Table of Contents
International Journal of Family Medicine
Volume 2015, Article ID 175436, 7 pages
Clinical Study

Placebo-Controlled Discontinuation of Long-Term Acid-Suppressant Therapy: A Randomised Trial in General Practice

1Research Unit of General Practice, Department of Public Health, University of Southern Denmark, J. B. Winslows Vej 9A, Odense, Denmark
2Department of Emergency Medicine, Odense University Hospital, 5000 Odense, Denmark
3Research Unit for General Practice and Section of General Practice, Department of Public Health, Copenhagen University, 1014 Copenhagen K, Denmark
4Department of Internal Medicine, Regional Hospital Herning, 7400 Herning, Denmark
5Department of Medical Gastroenterology, Odense University Hospital, 5000 Odense, Denmark

Received 11 March 2015; Revised 22 June 2015; Accepted 29 June 2015

Academic Editor: Paul Van Royen

Copyright © 2015 Jon Eik Zwisler et al. This is an open access article distributed under the Creative Commons Attribution License, which permits unrestricted use, distribution, and reproduction in any medium, provided the original work is properly cited.

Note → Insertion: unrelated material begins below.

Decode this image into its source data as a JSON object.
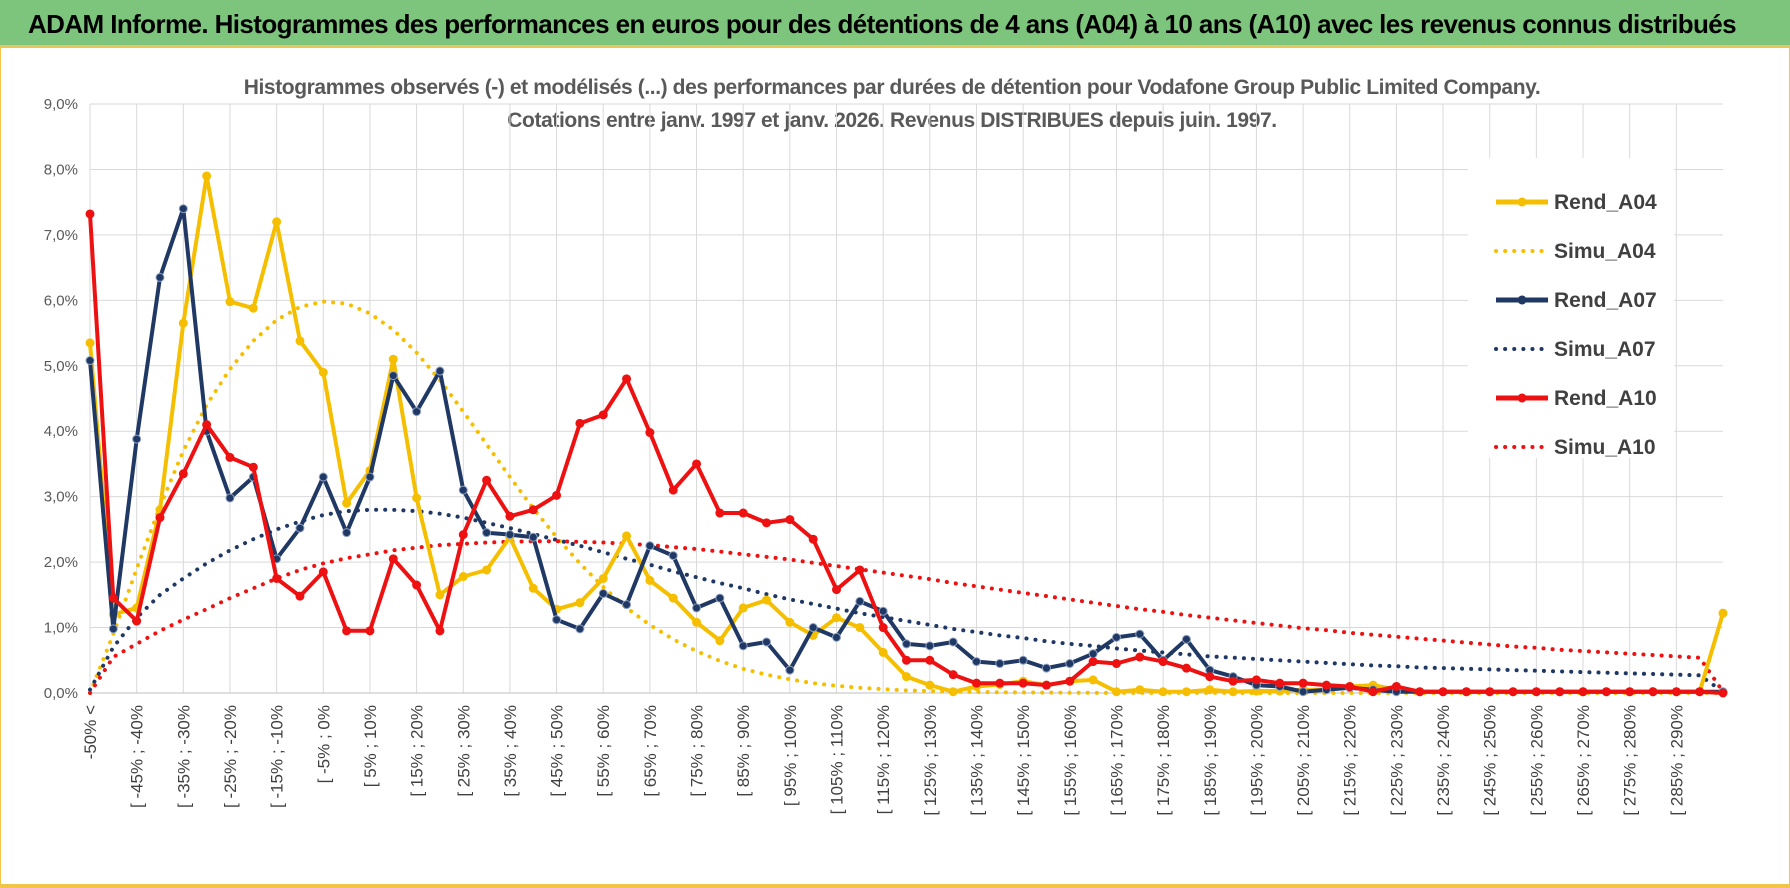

Objective. To investigate whether patients on long-term antisecretory medication need to continue treatment to control symptoms. Methods. A double-blinded randomised placebo-controlled trial in general practices in Denmark. Patients aged 18–90 who were treated with antisecretory drugs on a long-term basis were randomized to esomeprazole 40 mg or identical placebo. Outcome measures were time to discontinuation with trial medication due to failed symptom control analysed as survival data. The proportion of patients stopping trial medication during the one-year follow-up was estimated. Results. A total of 171 patients were included with a median prior duration of antisecretory treatment of four years (range: 0.5 to 14.6 years). 86 patients received esomeprazole 40 mg and 85 patients received placebo. At 12 months, statistically significantly more patients in the placebo group had discontinued (73% (62/85)) compared with the esomeprazole group (21% (18/86); < 0.001). Conclusions. Long-term users of antisecretory drugs showed a preference for the active drug compared to placebo. However, 27% of patients continued on placebo throughout the study and did not need to reinstitute usual treatment. One in five patients treated with esomeprazole discontinued trial medication due to unsatisfactory symptom control. Discontinuation of antisecretory treatment should be considered in long-term users of antisecretory drugs. This trial is registered with Trial registration ID: NCT00120315.